Viscosity of aqueous ammonium nitrate–organic particles: Equilibrium partitioning may be a reasonable assumption for most tropospheric conditions

Abstract. The viscosity of aerosol particles determines the critical mixing time of gas–particle partitioning of volatile compounds in the atmosphere. The partitioning of the semi-volatile ammonium nitrate (NH₄NO₃) might alter the viscosity of highly viscous secondary organic aerosol particles during their lifetime. In contrast to the viscosity of organic particles, data on the viscosity of internally mixed inorganic–organic aerosol particles are scarce.

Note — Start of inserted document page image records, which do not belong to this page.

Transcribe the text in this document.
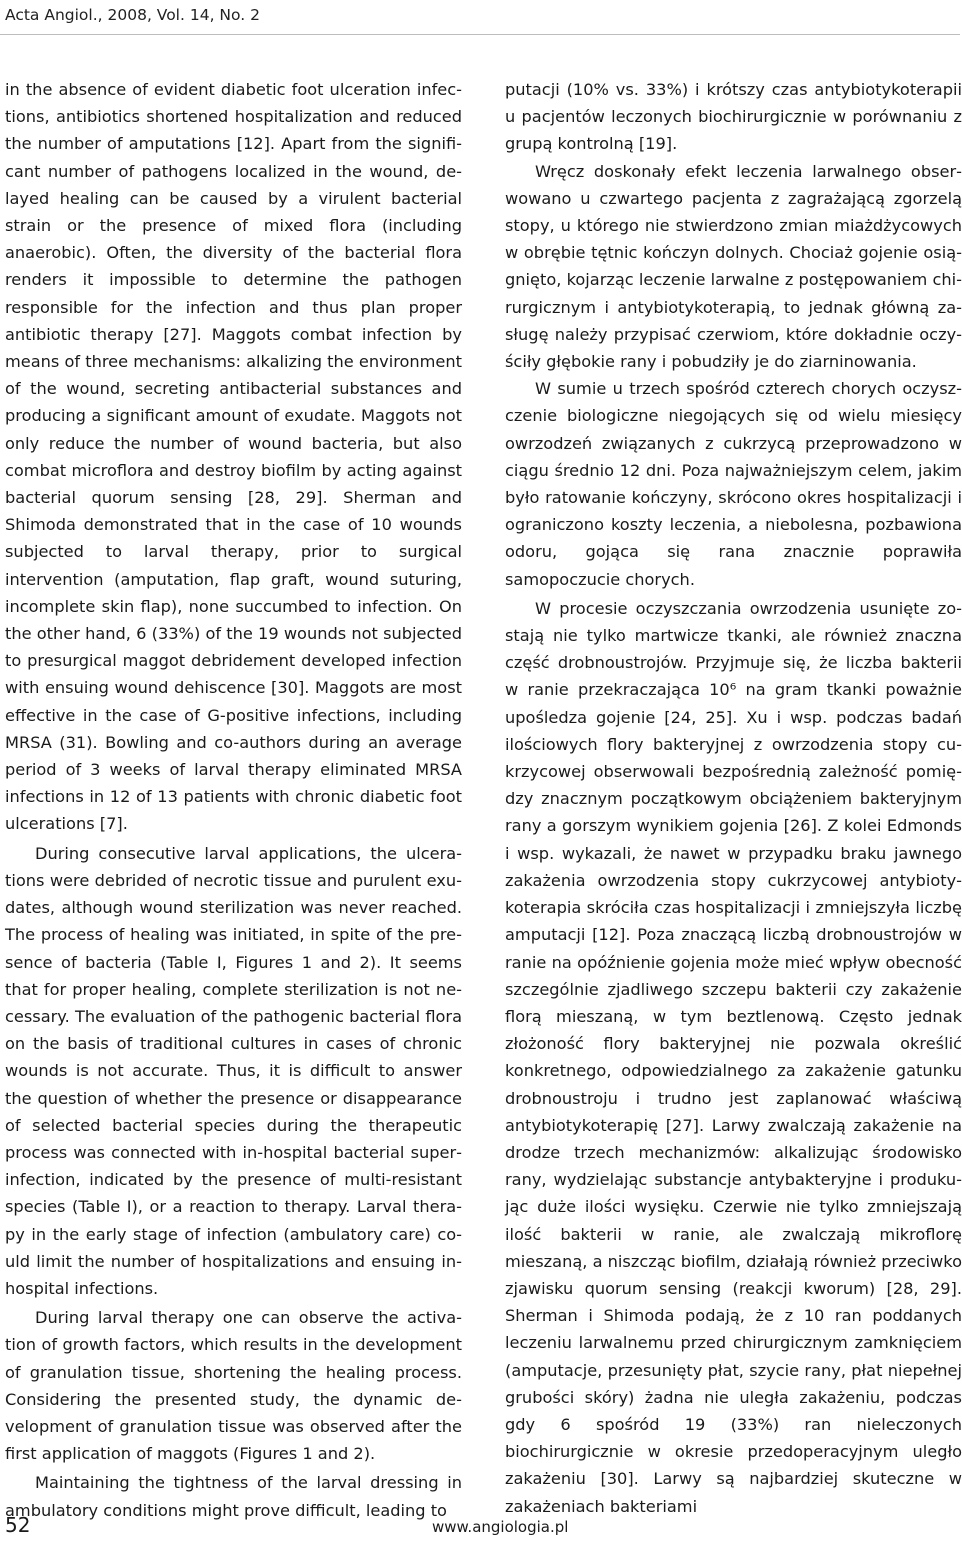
Acta Angiol., 2008, Vol. 14, No. 2

in the absence of evident diabetic foot ulceration infections, antibiotics shortened hospitalization and reduced the number of amputations [12]. Apart from the significant number of pathogens localized in the wound, delayed healing can be caused by a virulent bacterial strain or the presence of mixed flora (including anaerobic). Often, the diversity of the bacterial flora renders it impossible to determine the pathogen responsible for the infection and thus plan proper antibiotic therapy [27]. Maggots combat infection by means of three mechanisms: alkalizing the environment of the wound, secreting antibacterial substances and producing a significant amount of exudate. Maggots not only reduce the number of wound bacteria, but also combat microflora and destroy biofilm by acting against bacterial quorum sensing [28, 29]. Sherman and Shimoda demonstrated that in the case of 10 wounds subjected to larval therapy, prior to surgical intervention (amputation, flap graft, wound suturing, incomplete skin flap), none succumbed to infection. On the other hand, 6 (33%) of the 19 wounds not subjected to presurgical maggot debridement developed infection with ensuing wound dehiscence [30]. Maggots are most effective in the case of G-positive infections, including MRSA (31). Bowling and co-authors during an average period of 3 weeks of larval therapy eliminated MRSA infections in 12 of 13 patients with chronic diabetic foot ulcerations [7].

During consecutive larval applications, the ulcerations were debrided of necrotic tissue and purulent exudates, although wound sterilization was never reached. The process of healing was initiated, in spite of the presence of bacteria (Table I, Figures 1 and 2). It seems that for proper healing, complete sterilization is not necessary. The evaluation of the pathogenic bacterial flora on the basis of traditional cultures in cases of chronic wounds is not accurate. Thus, it is difficult to answer the question of whether the presence or disappearance of selected bacterial species during the therapeutic process was connected with in-hospital bacterial superinfection, indicated by the presence of multi-resistant species (Table I), or a reaction to therapy. Larval therapy in the early stage of infection (ambulatory care) could limit the number of hospitalizations and ensuing in-hospital infections.

During larval therapy one can observe the activation of growth factors, which results in the development of granulation tissue, shortening the healing process. Considering the presented study, the dynamic development of granulation tissue was observed after the first application of maggots (Figures 1 and 2).

Maintaining the tightness of the larval dressing in ambulatory conditions might prove difficult, leading to

putacji (10% vs. 33%) i krótszy czas antybiotykoterapii u pacjentów leczonych biochirurgicznie w porównaniu z grupą kontrolną [19].

Wręcz doskonały efekt leczenia larwalnego obserwowano u czwartego pacjenta z zagrażającą zgorzelą stopy, u którego nie stwierdzono zmian miażdżycowych w obrębie tętnic kończyn dolnych. Chociaż gojenie osiągnięto, kojarząc leczenie larwalne z postępowaniem chirurgicznym i antybiotykoterapią, to jednak główną zasługę należy przypisać czerwiom, które dokładnie oczyściły głębokie rany i pobudziły je do ziarninowania.

W sumie u trzech spośród czterech chorych oczyszczenie biologiczne niegojących się od wielu miesięcy owrzodzeń związanych z cukrzycą przeprowadzono w ciągu średnio 12 dni. Poza najważniejszym celem, jakim było ratowanie kończyny, skrócono okres hospitalizacji i ograniczono koszty leczenia, a niebolesna, pozbawiona odoru, gojąca się rana znacznie poprawiła samopoczucie chorych.

W procesie oczyszczania owrzodzenia usunięte zostają nie tylko martwicze tkanki, ale również znaczna część drobnoustrojów. Przyjmuje się, że liczba bakterii w ranie przekraczająca 10⁶ na gram tkanki poważnie upośledza gojenie [24, 25]. Xu i wsp. podczas badań ilościowych flory bakteryjnej z owrzodzenia stopy cukrzycowej obserwowali bezpośrednią zależność pomiędzy znacznym początkowym obciążeniem bakteryjnym rany a gorszym wynikiem gojenia [26]. Z kolei Edmonds i wsp. wykazali, że nawet w przypadku braku jawnego zakażenia owrzodzenia stopy cukrzycowej antybiotykoterapia skróciła czas hospitalizacji i zmniejszyła liczbę amputacji [12]. Poza znaczącą liczbą drobnoustrojów w ranie na opóźnienie gojenia może mieć wpływ obecność szczególnie zjadliwego szczepu bakterii czy zakażenie florą mieszaną, w tym beztlenową. Często jednak złożoność flory bakteryjnej nie pozwala określić konkretnego, odpowiedzialnego za zakażenie gatunku drobnoustroju i trudno jest zaplanować właściwą antybiotykoterapię [27]. Larwy zwalczają zakażenie na drodze trzech mechanizmów: alkalizując środowisko rany, wydzielając substancje antybakteryjne i produkując duże ilości wysięku. Czerwie nie tylko zmniejszają ilość bakterii w ranie, ale zwalczają mikroflorę mieszaną, a niszcząc biofilm, działają również przeciwko zjawisku quorum sensing (reakcji kworum) [28, 29]. Sherman i Shimoda podają, że z 10 ran poddanych leczeniu larwalnemu przed chirurgicznym zamknięciem (amputacje, przesunięty płat, szycie rany, płat niepełnej grubości skóry) żadna nie uległa zakażeniu, podczas gdy 6 spośród 19 (33%) ran nieleczonych biochirurgicznie w okresie przedoperacyjnym uległo zakażeniu [30]. Larwy są najbardziej skuteczne w zakażeniach bakteriami

52	www.angiologia.pl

We determined the viscosity of an aqueous ternary inorganic–organic system consisting of NH₄NO₃ and a proxy compound for a highly viscous organic, sucrose. Three techniques were applied to cover the atmospherically relevant humidity range: viscometry, fluorescence recovery after photobleaching, and the poke-flow technique. We show that the viscosities of NH₄NO₃–sucrose–H₂O with an organic to inorganic dry mass ratio of 4:1 are four orders of magnitude lower than those of the aqueous sucrose under low humidity conditions (30 % relative humidity (RH), 293 K). By comparing viscosity predictions of mixing rules with those of the AIOMFAC-VISC model, we found that a mixing rule based on mole fractions performs similarly when data from corresponding binary aqueous subsystems are available. Applying this mixing rule, we estimated the characteristic internal mixing time of aerosol particles, indicating significantly faster mixing for inorganic—organic mixtures compared to electrolyte-free particles, especially at lower RH’s. Hence, the assumption in global atmospheric chemistry models of quasi-instantaneous equilibrium gas–particle partitioning is reasonable for internally mixed single-phase particles containing dissolved electrolytes (but not necessarily for phase-separated particles), for most conditions in the planetary boundary layer. This assumption may even hold for the entire troposphere at mid-latitudes and RH > 35 %.